Muir explains that even a modest decline in the real estate market has a psychological effect on potential buyers.
“If the price of gas falls anywhere in the Lower Mainland, we see drivers lining up to buy more gas. If the next day, the price of gas again falls, we see even more drivers line up to buy, even if prices are expected to continue to decline.”
But with a house, it’s an entirely different psychology, says Muir. “A house is something we rarely buy, and right now we see there is a tendency to put off the buying decision until prices stop falling.”
Which leads to the question, when will that be? Will the market continue to pause, improve or worse, lead to another big housing recession like the one in the early 1980s when properties and fortunes were lost?
“The 1980s were a completely different situation,” assures Muir. “Interest rates rose as high as 21.75 per cent and unemployment reached 12 per cent.”
Helmut Pastrick, Chief Economist at Central 1 Credit Union agrees that our underlying fundamentals are strong. “Our economy is robust and our employment rate is stable, and we expect continued growth in immigration.”

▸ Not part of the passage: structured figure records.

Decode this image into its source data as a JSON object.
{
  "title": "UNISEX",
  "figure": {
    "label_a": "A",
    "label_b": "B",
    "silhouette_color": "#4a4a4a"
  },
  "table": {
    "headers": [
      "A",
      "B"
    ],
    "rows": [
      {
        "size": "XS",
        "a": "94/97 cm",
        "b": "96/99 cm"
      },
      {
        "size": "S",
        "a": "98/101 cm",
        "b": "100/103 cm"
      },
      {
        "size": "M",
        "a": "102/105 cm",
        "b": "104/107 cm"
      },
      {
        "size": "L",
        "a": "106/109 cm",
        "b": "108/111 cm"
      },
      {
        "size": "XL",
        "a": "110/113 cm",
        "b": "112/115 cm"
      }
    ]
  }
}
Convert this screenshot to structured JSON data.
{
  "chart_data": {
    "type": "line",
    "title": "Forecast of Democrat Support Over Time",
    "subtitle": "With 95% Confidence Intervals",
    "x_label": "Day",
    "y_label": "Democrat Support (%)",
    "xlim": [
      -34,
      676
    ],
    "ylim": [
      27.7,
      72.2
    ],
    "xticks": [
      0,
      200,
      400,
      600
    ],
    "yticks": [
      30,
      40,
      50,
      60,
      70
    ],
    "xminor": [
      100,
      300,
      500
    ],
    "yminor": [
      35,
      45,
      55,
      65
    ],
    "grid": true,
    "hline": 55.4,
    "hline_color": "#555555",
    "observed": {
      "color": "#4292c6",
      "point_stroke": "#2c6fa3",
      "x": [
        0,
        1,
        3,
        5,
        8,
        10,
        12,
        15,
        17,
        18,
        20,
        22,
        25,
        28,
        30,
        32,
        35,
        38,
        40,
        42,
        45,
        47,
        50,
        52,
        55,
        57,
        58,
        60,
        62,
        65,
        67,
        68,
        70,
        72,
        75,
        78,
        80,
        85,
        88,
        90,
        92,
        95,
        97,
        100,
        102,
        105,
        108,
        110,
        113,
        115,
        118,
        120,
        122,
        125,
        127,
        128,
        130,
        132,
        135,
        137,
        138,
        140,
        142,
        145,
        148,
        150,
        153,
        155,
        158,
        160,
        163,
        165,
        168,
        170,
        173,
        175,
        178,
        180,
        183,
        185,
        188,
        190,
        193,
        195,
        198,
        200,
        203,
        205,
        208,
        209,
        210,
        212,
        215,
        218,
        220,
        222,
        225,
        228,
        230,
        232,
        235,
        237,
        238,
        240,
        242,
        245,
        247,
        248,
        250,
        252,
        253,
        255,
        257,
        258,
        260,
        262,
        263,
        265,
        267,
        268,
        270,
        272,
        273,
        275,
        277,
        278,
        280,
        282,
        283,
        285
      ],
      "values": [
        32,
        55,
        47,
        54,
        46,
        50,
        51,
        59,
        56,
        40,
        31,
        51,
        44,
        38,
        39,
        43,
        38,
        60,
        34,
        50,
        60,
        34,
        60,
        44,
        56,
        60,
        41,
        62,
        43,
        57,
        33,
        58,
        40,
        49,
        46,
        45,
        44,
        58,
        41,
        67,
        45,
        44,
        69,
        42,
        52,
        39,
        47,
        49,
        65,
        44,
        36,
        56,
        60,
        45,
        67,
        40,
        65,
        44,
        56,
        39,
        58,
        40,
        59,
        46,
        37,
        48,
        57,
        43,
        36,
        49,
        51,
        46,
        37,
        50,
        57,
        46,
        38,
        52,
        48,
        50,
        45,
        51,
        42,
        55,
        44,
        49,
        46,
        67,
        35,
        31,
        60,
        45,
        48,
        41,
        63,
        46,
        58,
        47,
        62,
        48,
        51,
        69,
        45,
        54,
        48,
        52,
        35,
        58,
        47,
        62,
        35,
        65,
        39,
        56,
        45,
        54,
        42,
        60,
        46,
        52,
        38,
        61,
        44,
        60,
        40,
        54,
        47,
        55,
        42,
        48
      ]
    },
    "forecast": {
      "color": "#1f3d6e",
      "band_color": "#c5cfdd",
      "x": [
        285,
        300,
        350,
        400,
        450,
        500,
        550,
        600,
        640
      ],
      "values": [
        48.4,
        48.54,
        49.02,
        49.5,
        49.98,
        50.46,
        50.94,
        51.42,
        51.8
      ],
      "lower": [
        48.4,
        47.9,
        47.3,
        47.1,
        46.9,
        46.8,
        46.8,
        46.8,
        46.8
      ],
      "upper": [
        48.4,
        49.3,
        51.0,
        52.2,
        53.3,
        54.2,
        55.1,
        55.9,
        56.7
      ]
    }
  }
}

While no one is forecasting an extended downturn, we are seeing every major country revising their economic forecasts downward. “Overshadowing our growth is the slowdown in the US,” affirms Andrew Ramlo, an economist at the Urban Futures Institute. For this reason, Pastrick projects home prices will likely continue to soften for the rest of 2008 and through 2009 in most of the Lower Mainland.
“An important statistic will be the supply of homes for sale. When this number begins to shrink, the bottom is near.”
Muir adds that a supply adjustment is just what the market needs. “This means fewer listings coming on and remaining, a process that will play out and is now underway.”
The Multiple Listing Service® for both Fraser Valley and Greater Vancouver saw a decline in the number of active listings from July to August 2008 – for Fraser Valley, it was the first decline in eight months. Muir says once we see selection tighten and prices start to increase, the fence sitters will make the decision to buy a home. “Even with a few years of flat home prices, the market will come back.
“Real estate has consistently proven to be an appreciating investment in the long term and this will continue.”